The EPA's goal is to reduce requests for and funding of mammal studies by 30% by 2025 and to eliminate it by 2035. Any studies that require mammal testing after 2035 will require the approval of an EPA administrator and will be viewed on a case by case base. The directive also calls on the Office of Chemical Saftey and Pollution Prevention and the Office of Research and Development to make efforts to prioritize actions that reduce the use of animal testing. 

PETA, the nonprofit animal advocacy, applauded the move by the EPA, saying in a tweet the announcement is a culmination of almost two decades of PETA scientists working to end animal testing. 

Still, not everyone was pleased with the EPA's move. The Natural Resources Defense Council, an international nonprofit environmental organization called it "irresponsible" because animal testing helps scientists discover life-saving treatments and identify chemicals that could harm individuals and the environment. 

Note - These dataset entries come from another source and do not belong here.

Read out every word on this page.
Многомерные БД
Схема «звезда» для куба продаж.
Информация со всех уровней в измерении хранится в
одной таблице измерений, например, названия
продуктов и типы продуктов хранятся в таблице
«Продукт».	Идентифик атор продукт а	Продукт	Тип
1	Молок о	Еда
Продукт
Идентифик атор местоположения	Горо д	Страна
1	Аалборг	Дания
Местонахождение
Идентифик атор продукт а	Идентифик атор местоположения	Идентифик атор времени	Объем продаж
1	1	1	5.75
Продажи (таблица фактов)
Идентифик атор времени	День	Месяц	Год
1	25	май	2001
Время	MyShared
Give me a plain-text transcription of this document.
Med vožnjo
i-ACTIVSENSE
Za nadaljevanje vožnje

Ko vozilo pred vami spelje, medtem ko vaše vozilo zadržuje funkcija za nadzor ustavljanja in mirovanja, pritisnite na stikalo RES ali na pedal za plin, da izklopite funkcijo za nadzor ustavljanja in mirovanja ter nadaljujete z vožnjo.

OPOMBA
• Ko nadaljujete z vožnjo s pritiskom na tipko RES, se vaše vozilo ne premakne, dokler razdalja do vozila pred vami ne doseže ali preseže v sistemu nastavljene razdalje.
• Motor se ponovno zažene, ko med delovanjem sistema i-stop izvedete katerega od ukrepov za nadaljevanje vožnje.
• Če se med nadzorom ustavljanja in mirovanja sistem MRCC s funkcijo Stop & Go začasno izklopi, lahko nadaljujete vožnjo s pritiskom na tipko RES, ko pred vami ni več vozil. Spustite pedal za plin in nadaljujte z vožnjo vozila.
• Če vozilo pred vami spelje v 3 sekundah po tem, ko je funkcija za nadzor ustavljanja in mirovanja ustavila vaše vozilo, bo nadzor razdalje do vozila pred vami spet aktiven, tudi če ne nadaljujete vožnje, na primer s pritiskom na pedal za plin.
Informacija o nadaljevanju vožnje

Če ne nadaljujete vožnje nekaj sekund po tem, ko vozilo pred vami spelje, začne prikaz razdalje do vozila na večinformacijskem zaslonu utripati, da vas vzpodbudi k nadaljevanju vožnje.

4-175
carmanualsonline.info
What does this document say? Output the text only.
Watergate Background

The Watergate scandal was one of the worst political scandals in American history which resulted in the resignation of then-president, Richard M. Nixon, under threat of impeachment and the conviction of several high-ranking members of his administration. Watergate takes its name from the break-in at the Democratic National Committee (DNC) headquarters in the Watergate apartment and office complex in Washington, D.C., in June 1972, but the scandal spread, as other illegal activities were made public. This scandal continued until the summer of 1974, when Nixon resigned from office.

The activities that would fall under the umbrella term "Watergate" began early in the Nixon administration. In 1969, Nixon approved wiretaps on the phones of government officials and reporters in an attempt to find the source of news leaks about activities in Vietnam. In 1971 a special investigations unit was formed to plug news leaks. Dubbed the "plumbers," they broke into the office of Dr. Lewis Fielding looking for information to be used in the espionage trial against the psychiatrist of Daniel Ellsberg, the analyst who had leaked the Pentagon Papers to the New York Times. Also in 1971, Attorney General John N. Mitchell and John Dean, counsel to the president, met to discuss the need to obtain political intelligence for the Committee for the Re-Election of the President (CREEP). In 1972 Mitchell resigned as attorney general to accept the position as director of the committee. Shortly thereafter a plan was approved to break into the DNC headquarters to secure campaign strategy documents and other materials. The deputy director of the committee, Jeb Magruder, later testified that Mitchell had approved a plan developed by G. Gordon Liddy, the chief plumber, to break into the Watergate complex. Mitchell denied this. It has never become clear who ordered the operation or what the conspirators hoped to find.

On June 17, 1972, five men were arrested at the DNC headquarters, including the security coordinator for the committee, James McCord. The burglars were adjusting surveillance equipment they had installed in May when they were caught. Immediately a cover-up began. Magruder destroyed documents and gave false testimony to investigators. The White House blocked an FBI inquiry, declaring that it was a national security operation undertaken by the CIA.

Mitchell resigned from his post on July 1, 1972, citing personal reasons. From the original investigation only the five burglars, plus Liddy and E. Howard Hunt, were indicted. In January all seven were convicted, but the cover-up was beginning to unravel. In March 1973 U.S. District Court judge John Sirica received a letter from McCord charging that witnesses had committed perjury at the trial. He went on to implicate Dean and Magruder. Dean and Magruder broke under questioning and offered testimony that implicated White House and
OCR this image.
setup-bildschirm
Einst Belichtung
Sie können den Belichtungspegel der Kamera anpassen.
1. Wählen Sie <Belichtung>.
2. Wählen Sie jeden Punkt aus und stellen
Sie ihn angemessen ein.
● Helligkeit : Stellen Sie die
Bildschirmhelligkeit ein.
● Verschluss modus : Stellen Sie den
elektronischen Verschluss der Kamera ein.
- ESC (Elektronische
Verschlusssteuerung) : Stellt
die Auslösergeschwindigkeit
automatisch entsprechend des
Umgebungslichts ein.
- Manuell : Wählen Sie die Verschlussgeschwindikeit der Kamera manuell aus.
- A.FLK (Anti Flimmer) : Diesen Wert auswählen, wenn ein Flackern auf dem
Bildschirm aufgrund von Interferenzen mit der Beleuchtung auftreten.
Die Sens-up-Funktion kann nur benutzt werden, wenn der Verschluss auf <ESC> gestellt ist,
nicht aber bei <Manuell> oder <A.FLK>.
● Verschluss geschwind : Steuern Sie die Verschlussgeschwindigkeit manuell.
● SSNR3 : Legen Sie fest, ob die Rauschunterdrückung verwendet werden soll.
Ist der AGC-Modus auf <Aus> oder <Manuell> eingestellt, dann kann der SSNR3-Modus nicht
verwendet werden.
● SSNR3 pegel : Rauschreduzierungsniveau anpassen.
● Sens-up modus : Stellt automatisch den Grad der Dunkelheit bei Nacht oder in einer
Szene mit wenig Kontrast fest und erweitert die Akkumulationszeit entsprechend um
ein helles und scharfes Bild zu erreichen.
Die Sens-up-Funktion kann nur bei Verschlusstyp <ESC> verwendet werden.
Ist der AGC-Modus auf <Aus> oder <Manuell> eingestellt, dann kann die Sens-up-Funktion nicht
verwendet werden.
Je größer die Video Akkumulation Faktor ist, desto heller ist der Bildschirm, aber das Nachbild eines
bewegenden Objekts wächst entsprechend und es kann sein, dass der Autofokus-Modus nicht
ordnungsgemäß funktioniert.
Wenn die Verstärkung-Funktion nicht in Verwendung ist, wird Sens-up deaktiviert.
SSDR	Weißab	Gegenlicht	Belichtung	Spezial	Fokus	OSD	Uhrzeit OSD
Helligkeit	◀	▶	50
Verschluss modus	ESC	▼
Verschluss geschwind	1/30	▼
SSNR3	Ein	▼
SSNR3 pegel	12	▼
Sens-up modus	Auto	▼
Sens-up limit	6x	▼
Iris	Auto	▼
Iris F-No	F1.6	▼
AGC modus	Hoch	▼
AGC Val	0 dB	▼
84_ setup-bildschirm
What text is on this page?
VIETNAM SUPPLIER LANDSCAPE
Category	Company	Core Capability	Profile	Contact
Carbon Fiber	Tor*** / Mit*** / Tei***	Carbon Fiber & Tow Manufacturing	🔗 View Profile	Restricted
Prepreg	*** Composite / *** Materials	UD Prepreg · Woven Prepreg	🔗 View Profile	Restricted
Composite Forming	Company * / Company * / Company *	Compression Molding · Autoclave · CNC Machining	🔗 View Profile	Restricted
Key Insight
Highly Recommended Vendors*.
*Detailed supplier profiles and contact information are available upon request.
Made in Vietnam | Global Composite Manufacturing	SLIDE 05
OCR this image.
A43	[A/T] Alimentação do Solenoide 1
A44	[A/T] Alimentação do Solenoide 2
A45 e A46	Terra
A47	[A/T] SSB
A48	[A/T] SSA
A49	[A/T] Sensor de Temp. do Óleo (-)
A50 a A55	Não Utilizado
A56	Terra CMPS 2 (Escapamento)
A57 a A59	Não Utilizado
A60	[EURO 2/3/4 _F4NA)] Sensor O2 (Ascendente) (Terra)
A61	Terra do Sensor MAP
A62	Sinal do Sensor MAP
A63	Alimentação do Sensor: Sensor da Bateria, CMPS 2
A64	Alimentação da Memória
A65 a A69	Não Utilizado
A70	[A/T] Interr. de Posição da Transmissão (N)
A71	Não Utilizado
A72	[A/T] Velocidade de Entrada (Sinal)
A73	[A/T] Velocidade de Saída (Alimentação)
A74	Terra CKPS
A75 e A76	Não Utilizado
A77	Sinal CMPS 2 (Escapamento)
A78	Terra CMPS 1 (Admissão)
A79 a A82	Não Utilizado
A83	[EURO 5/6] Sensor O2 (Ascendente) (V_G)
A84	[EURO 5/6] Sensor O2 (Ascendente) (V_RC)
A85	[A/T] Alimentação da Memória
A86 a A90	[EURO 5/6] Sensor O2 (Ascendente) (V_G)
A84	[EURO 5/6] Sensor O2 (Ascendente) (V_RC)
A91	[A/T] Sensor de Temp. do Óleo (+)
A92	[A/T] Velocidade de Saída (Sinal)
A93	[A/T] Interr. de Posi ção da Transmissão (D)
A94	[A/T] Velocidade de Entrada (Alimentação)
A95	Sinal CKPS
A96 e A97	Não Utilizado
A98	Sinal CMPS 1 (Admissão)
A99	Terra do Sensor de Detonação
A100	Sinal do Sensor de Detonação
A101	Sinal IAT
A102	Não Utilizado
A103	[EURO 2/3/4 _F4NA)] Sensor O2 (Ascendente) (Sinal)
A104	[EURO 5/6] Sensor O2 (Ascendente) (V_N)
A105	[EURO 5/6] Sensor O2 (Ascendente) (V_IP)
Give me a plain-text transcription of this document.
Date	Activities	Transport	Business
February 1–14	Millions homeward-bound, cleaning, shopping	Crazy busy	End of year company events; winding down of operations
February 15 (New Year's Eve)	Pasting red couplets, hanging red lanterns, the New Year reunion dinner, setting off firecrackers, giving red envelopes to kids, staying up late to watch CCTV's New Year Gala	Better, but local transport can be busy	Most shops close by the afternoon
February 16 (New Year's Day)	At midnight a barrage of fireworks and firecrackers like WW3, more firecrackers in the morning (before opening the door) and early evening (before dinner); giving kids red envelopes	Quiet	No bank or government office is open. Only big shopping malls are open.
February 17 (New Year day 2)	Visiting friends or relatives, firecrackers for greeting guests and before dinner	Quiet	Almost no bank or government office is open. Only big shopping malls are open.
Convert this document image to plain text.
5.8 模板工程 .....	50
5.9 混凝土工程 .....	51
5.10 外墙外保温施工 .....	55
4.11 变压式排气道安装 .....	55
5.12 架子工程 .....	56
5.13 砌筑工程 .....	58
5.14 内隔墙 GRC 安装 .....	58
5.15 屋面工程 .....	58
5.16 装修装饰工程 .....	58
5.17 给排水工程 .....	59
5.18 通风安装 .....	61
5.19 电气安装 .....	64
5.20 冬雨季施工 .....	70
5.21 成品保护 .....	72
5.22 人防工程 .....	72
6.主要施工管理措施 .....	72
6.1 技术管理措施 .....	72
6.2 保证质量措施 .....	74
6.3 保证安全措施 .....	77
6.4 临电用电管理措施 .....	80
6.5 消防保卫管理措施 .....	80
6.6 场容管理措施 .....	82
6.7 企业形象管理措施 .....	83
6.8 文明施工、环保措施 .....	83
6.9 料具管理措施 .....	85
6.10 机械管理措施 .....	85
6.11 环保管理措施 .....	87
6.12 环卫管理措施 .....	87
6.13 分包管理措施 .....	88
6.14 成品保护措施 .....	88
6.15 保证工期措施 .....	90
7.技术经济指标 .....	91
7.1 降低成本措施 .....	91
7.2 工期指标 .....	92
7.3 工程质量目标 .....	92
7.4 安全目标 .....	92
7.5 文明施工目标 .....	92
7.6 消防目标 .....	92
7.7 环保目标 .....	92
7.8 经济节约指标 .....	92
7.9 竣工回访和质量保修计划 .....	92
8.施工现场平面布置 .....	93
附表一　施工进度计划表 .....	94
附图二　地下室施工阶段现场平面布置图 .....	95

“EPA is eliminating tools that lay the groundwork for protecting the public from dangers like chlorpyrifos, formaldehyde, and PFAS. Phasing out foundational scientific testing methods can make it much harder to identify toxic chemicals—and protect human health," said Jennifer Sass, senior scientist for the Heatly People and Thriving Communities program at NRDC in a press release. “Once again, the Trump administration appears to be working on behalf of the chemical industry and not the public. Congress should bar the agency from blindfolding itself.”